Commonhold was introduced in England and Wales in 2004 through the Commonhold and Leasehold Reform Act 2002, but for a variety of reasons it failed to establish itself and is now out of date. Having learnt the lessons of that false dawn, it is now time to finish the job. Commonhold-type models are used all over the world. The autonomy and control that it provides for are taken for granted in many other countries. It can and does work and this Government are determined, through both new commonhold developments and conversions to commonhold, to see it take root.

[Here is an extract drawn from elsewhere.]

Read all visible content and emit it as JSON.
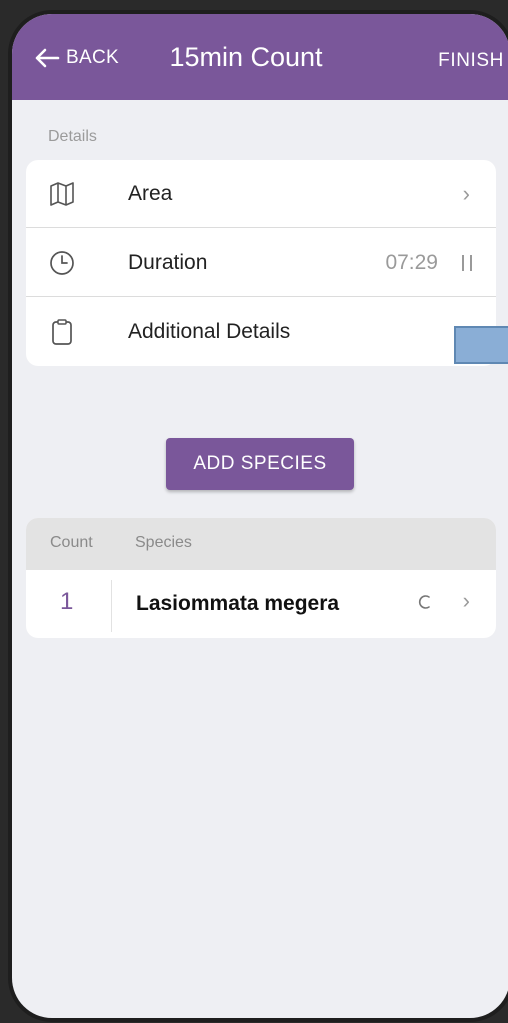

As the White Paper makes clear, we intend to reinvigorate commonhold through the introduction of a comprehensive new legal framework based on the vast majority of the recommendations made by the Law Commission in its 2020 report. This new legal framework will be supplemented by a ban on the sale of new leasehold flats, so that commonhold becomes the default tenure.
We will consult later this year on the best approach to banning new leasehold flats so it can work effectively alongside a robust ban on leasehold houses, and we will seek input from industry and consumers on other fundamental points such as potential exemptions for legitimate use and how to minimise disruption to housing supply.
I know my ministerial colleagues in Wales share our desire to deliver these bold reforms and so we will continue to work jointly with the Welsh Government to ensure they apply across England and Wales.